例えば1についての対策は明確であり、「1回注意したらすぐ辞めるような人間」や「客に1回怒られたら出社拒否になってしまうような人間」を雇ってしまう採用側のプロセスに問題がある。こういった特殊な事例を取り上げて安易な世代論に収束させがちな人間も多いが、この種の人間は今も昔も存在したし、今だって少数のレアケースである。あまり若者を馬鹿にしてもらっては困る。
また5については、(短期間でのキャリアアップのための転職をも辞さない)強い上昇志向・独立志向を持った人間を受け入れるべきか、といったスタンスを明確にしなければならないと思う。5のタイプは成長意欲や難度の高い仕事への意欲も高いと思われるが、もし5のタイプを積極的に受け入れるならば、彼らが流出しないための対策を行うべきだし、そして同時に、ある程度の流出を覚悟すべきであると俺は思う。

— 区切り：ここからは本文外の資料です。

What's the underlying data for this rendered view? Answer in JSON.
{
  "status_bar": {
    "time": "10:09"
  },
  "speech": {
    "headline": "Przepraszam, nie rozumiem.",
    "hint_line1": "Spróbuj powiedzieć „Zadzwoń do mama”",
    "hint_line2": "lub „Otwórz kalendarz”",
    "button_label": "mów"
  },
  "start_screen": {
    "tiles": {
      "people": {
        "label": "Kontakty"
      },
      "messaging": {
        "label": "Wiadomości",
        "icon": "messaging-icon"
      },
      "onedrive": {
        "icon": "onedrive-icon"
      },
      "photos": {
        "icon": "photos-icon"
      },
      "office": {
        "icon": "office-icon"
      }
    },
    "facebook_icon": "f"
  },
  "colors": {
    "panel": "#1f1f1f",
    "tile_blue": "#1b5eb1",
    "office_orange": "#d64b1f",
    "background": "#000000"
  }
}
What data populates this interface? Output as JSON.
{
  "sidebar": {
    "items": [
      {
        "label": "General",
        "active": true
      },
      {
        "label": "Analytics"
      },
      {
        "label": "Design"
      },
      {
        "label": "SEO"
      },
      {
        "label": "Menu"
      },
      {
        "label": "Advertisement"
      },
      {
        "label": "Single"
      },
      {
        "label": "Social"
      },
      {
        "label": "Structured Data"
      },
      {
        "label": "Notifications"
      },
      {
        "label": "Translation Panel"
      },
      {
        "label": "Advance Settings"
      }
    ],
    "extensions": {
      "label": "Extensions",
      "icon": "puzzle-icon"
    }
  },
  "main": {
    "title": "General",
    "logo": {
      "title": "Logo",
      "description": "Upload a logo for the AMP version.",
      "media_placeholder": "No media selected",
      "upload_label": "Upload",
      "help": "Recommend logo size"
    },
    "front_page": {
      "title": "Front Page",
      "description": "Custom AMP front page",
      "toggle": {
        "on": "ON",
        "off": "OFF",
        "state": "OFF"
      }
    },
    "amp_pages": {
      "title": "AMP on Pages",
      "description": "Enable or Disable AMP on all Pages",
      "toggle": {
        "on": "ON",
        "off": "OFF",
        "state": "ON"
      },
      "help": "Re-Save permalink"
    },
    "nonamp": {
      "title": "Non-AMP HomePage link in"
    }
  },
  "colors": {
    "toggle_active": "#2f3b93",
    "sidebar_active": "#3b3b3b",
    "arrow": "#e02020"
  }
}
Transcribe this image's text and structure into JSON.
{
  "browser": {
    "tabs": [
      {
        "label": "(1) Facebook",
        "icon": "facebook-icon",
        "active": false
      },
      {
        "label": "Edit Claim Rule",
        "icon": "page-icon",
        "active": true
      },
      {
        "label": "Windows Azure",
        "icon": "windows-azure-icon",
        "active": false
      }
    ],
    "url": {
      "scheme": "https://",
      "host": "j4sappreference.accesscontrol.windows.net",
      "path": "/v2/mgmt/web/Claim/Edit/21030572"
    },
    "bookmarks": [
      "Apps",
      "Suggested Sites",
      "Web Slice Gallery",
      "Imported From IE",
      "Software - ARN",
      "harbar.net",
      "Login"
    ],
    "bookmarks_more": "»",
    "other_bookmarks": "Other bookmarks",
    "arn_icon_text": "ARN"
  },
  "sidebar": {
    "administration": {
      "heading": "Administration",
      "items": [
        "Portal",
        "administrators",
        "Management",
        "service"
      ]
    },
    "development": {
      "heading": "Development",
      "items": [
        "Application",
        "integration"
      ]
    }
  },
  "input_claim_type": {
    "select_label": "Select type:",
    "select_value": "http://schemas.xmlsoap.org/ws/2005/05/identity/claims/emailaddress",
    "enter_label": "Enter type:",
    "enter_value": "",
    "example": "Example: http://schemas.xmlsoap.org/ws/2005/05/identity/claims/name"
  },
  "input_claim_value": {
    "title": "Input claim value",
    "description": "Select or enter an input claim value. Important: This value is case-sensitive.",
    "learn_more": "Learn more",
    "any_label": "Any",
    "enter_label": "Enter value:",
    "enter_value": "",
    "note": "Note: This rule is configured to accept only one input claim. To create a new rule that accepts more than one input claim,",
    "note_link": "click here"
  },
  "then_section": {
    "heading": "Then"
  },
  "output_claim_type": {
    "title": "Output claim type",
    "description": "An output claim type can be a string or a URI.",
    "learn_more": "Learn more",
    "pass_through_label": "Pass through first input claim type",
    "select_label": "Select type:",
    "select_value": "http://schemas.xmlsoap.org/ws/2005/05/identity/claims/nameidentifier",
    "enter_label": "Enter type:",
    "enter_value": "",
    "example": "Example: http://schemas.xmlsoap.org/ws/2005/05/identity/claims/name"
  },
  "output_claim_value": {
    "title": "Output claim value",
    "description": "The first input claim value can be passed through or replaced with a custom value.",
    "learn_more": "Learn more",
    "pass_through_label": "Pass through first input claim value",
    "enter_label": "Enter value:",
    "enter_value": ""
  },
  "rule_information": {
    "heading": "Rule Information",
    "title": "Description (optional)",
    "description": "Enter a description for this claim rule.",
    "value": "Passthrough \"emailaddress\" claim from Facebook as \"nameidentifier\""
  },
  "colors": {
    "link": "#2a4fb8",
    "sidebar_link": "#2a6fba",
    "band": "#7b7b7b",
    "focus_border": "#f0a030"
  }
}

そして2・3・4への対策については、本書で挙げられたポイントを引用したい。

成長実感を持てるか
存在意義の実感ができるか
成長期待ができるか

リアルタイムで3年目社員である俺にとって上記3点は何の違和感も無いのだが、改めて振り返ると、この指摘をちゃんとしている本やレポートは意外に少ないかもしれない。ただ、これは若手社員にとってはメジャーな発想である。逆に言うと、こういったことが前提的に了解されていない企業から若手社員がどんどん抜けていくのは致し方ないという気もするし、実際そうなっていると思われる。そしてこれからも今以上のスピードで若手社員は抜けていくだろう。